Though I never knew my maternal grandfather, Peter Mansbendel, I strongly felt his presence as I was growing up. His art work and his sense of humor were obvious in my home and, to an even greater extent, throughout his home next door.

Granddaddy's work in our home included a lovely Ave Maria plaque set into the wall over the living room mantel, a four foot floral swag above the dining room china cupboard, two large chests, a dining room suite he had made my parents for a wedding gift, and a "piecrust" table, to name a few pieces. Decorating the front of the house were carved limestone portraits of my parents.

The artwork in the Mansbendel home was mind-boggling; but what I really noticed and enjoyed were the winking characters smiling down from the ceiling beams and the snail crawling slowly up the staircase as a frog hopped quickly down...each atop a newel post. A figure of a kneeling baby was on the bottom newel post; and an owl was on the top one. When I spent the night with Grandmother, bathing was more like swimming in an aquarium. "Embossed" on the walls of the bath were three dimensional fish, sea plants, and lobsters. Granddaddy had said it made you feel like you were going to the beach without all the trouble of doing so! Occasionally Grandmother would open a treasure trove in the form of a six foot black walnut chest. Back then I was focused on the old dolls inside, but later realized the real treasure was the chest itself, in my opinion, Peter Mansbendel's most ornate and beautiful work.

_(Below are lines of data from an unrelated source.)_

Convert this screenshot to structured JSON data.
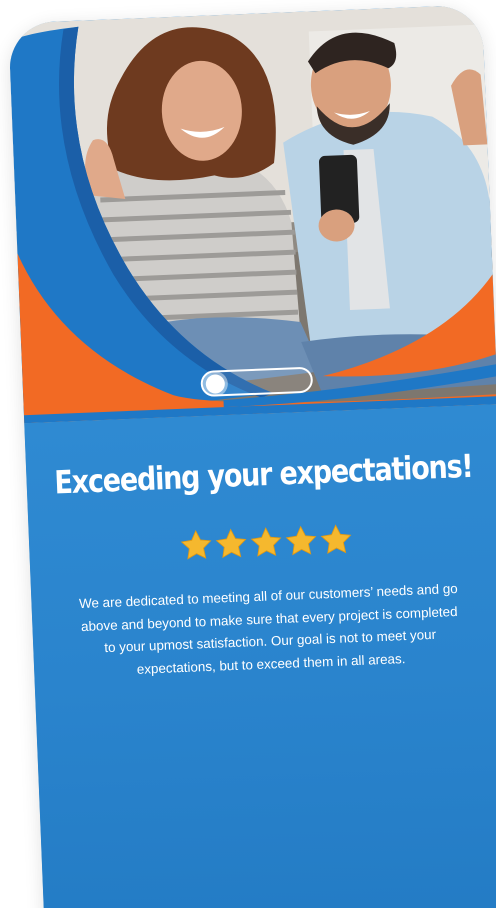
{
  "hero": {
    "image_icon": "couple-celebrating-photo",
    "colors": {
      "blue": "#1f78c6",
      "orange": "#f26a24",
      "dark_blue": "#1b5fa8"
    }
  },
  "content": {
    "headline": "Exceeding your expectations!",
    "rating": 5,
    "star_icon": "star-icon",
    "star_color": "#f5b82e",
    "description": "We are dedicated to meeting all of our customers’ needs and go above and beyond to make sure that every project is completed to your upmost satisfaction. Our goal is not to meet your expectations, but to exceed them in all areas."
  },
  "slider": {
    "active_index": 0
  },
  "theme": {
    "panel_blue": "#2a86cf",
    "text_white": "#ffffff"
  }
}
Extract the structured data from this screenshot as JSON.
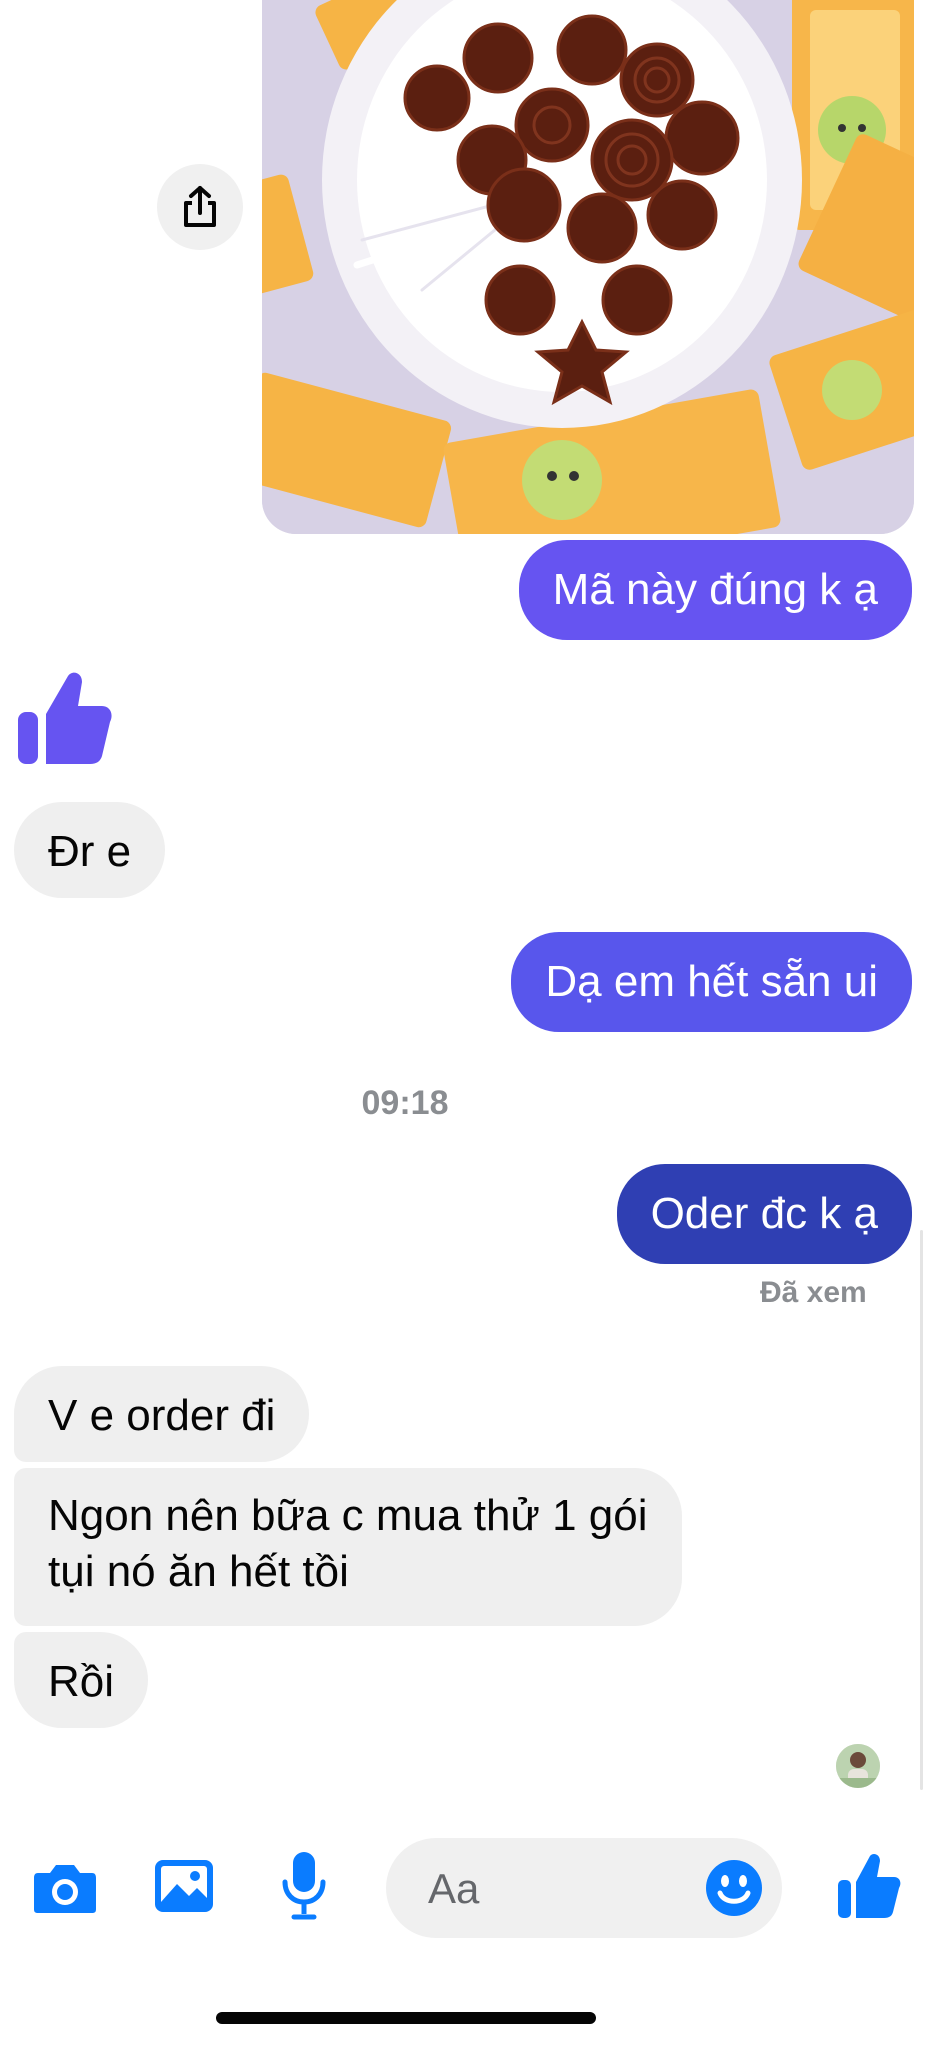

Granddaddy obviously enjoyed his adopted home as historic Texas figures and scenes were abundant. To me the most memorable were a huge likeness of Sam Houston with hat and cane and Stephen F. Austin. On the table below Sam Houston sat a pentagonal humidor, each of the sides depicting one of the San Antonio missions. On the lid of the humidor was carved the five-pointed Texas star. I loved that old humidor for its scenes, but also for the unusual, handmade masks stashed inside. This piece was later given to Lady Bird Johnson.

Sunday dinners (at noon) were always at Grandmother's. The dining room wasn't particularly large, but it was beautiful with architectural details including carved flower panel wall insets, carved "shell" corner cupboards in two corners, and carved chandelier. I must say that my grandmother, Clo, was an artist, too....especially in the kitchen!

Peter Mansbendel wasn't just a woodcarver. Other fun creative touches in his home included colored wine glasses set into the living room window ledges and a huge green glass wine cask perched on one of the living room beams in which hung a celluloid (plastic) gold fish. Grandmother had the bottle removed for fear the sonic booms would cause it to vibrate off the beam. There were faux iron beam braces (made of apple box, but you’d never guess it!) that "held“ them together, carriage and ships lanterns, as well as a beautiful porcelain Chinese goddess for which he traded a piece of his work. Hanging from the center of the two story cathedral ceiling was a huge, four-sided, closed-bottom red and bronze light fixture that was the target of paper airplanes flown by my brother from a balcony. I remember one being in that light for a very long time!

So, yes, even though I didn't know my grandfather personally, I feel I know his personality pretty well. I wonder how many times my grandmother said to me "Oh, how I wish your grandfather were here; he'd have taught you how to carve."